Tuesday, June 23, 2009

the MEGA post! warning: might wanna stretch this one out...

Ok, wow here we go! I am going to try not to make this too lengthy but we will see. I want to let you know what was going on during the days I was unable to blog due to our problematic internet connection. You may want to read it slowly, or day by day as it is an overwhelming amount of information. I typed it out on Microsoft Word every single night, so it is basically many blog entries in one. Ready, and go.
As many of you know, God was incredibly faithful about my being sick. After I posted that blog I tried to go to sleep at about 8:00. My fever just kept getting higher and I felt worse and worse. In my mind I was just accepting that I wasn’t going to be able to go to the Sanyu Babies Home, which was so sad to me. However, somewhere in the night my fever broke, I fell asleep, and I woke up and literally felt better than I had in days. I couldn’t stop saying prayers of thank you, and I really believe God handled that situation perfectly. It was such a miracle!

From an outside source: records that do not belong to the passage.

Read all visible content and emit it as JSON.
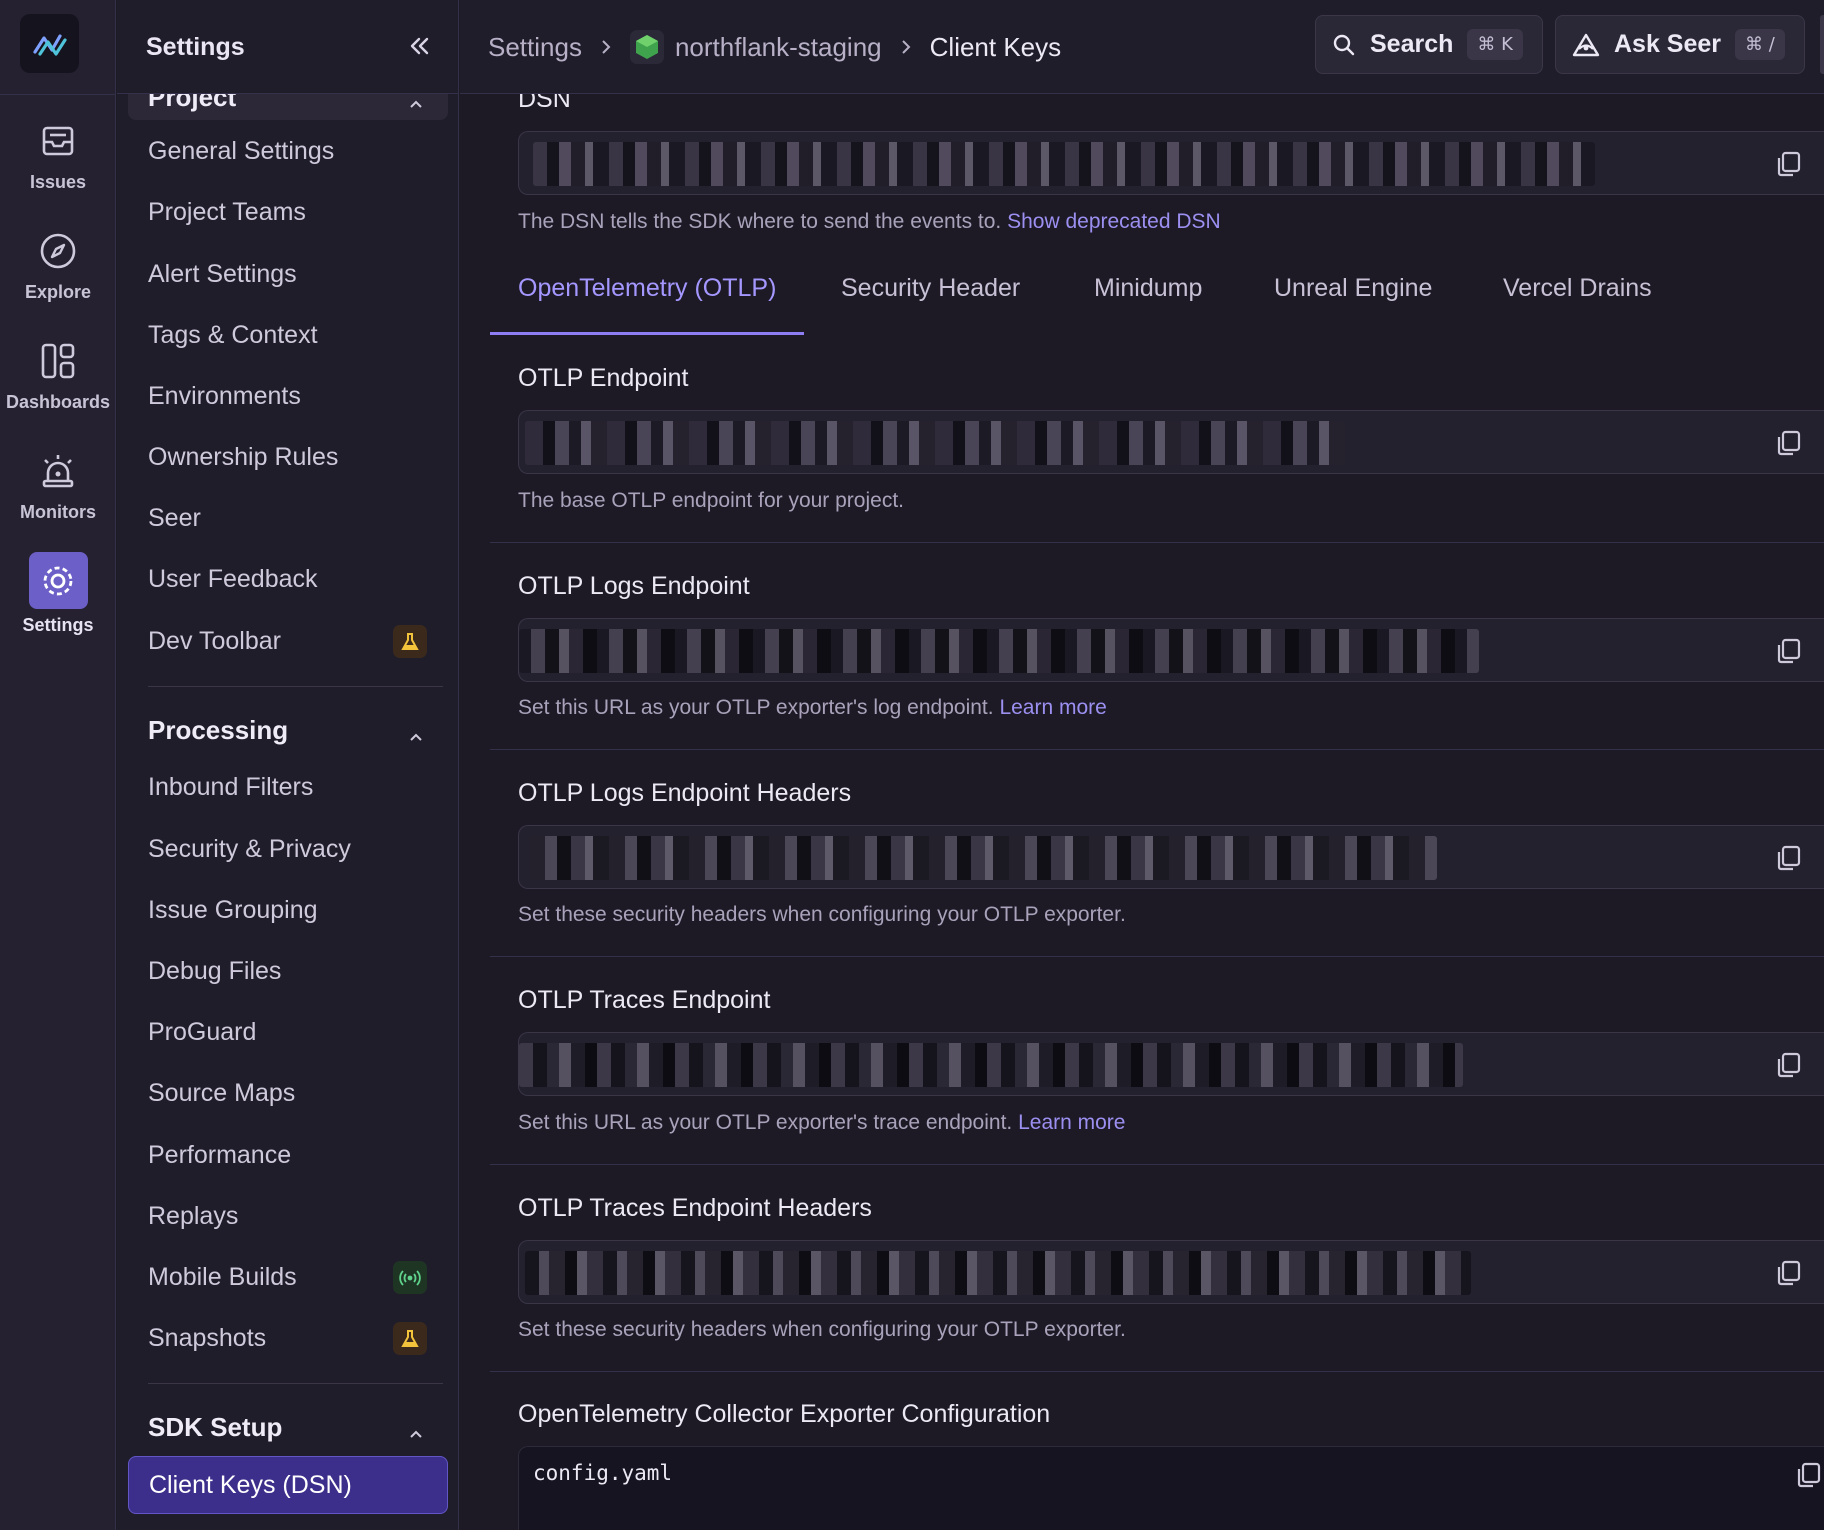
{
  "rail": {
    "items": [
      {
        "label": "Issues",
        "icon": "inbox-icon"
      },
      {
        "label": "Explore",
        "icon": "compass-icon"
      },
      {
        "label": "Dashboards",
        "icon": "dashboard-icon"
      },
      {
        "label": "Monitors",
        "icon": "siren-icon"
      },
      {
        "label": "Settings",
        "icon": "gear-icon",
        "active": true
      }
    ]
  },
  "sidebar": {
    "title": "Settings",
    "project_section": "Project",
    "project_links": [
      "General Settings",
      "Project Teams",
      "Alert Settings",
      "Tags & Context",
      "Environments",
      "Ownership Rules",
      "Seer",
      "User Feedback",
      "Dev Toolbar"
    ],
    "processing_section": "Processing",
    "processing_links": [
      "Inbound Filters",
      "Security & Privacy",
      "Issue Grouping",
      "Debug Files",
      "ProGuard",
      "Source Maps",
      "Performance",
      "Replays",
      "Mobile Builds",
      "Snapshots"
    ],
    "sdk_section": "SDK Setup",
    "sdk_links": [
      "Client Keys (DSN)"
    ]
  },
  "breadcrumb": {
    "root": "Settings",
    "project": "northflank-staging",
    "current": "Client Keys"
  },
  "topbar": {
    "search_label": "Search",
    "search_kbd": "⌘ K",
    "seer_label": "Ask Seer",
    "seer_kbd": "⌘ /"
  },
  "dsn": {
    "label": "DSN",
    "help": "The DSN tells the SDK where to send the events to.",
    "help_link": "Show deprecated DSN"
  },
  "tabs": [
    "OpenTelemetry (OTLP)",
    "Security Header",
    "Minidump",
    "Unreal Engine",
    "Vercel Drains"
  ],
  "fields": [
    {
      "label": "OTLP Endpoint",
      "help": "The base OTLP endpoint for your project.",
      "link": ""
    },
    {
      "label": "OTLP Logs Endpoint",
      "help": "Set this URL as your OTLP exporter's log endpoint.",
      "link": "Learn more"
    },
    {
      "label": "OTLP Logs Endpoint Headers",
      "help": "Set these security headers when configuring your OTLP exporter.",
      "link": ""
    },
    {
      "label": "OTLP Traces Endpoint",
      "help": "Set this URL as your OTLP exporter's trace endpoint.",
      "link": "Learn more"
    },
    {
      "label": "OTLP Traces Endpoint Headers",
      "help": "Set these security headers when configuring your OTLP exporter.",
      "link": ""
    }
  ],
  "collector": {
    "label": "OpenTelemetry Collector Exporter Configuration",
    "filename": "config.yaml"
  },
  "colors": {
    "accent": "#6c5fc7",
    "link": "#9b8ff0",
    "tab_active": "#a497ff"
  }
}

Thursday the 11th was a great day. Sanyu Babies Home was a very interesting place. There were white people EVERYWHERE. It was really weird. I sort of wished we had come on a day where there weren’t as many because we really weren’t very needed. Not that they would have needed us anyway. They were SO scheduled. I have never seen anything like it. I was in a class with really little babies. Probably aged 1-2, and they were like American kindergarteners. Each of them had a specific chair at the table with their nametag taped to the table, and when the teacher said to go find their spot, each child went to their assigned seat without a problem. When the teacher gave them a cookie, each child replied “thank you, teacher.” It was really amazing. The teacher had commands like, “Sit properly in your chair please.” Among others I felt should be in a first grade classroom. Sanyu has a rule that you can’t pick up or hold any of the babies in your lap or anything. That was definitely one of the hardest parts for me, especially when one little girl who was particularly attached to me would be crawling all over me and trying to lay in my arms and I had to put her on the ground. Granted I do understand, because so many people are in and out of there and the attachment would be very hard on the kids. I was sitting on the floor and had my legs out in front of me, and that sweet little girl fell asleep with her head at my ankles and her legs reaching right at my knees, and I just didn’t have the heart to move her. So I just watched her sleep and thanked God for her precious little spirit. I asked him to protect her and guide her and give her a home. I just hurt thinking that her parents had either died, or abandoned her. I wanted to take her home with me right then.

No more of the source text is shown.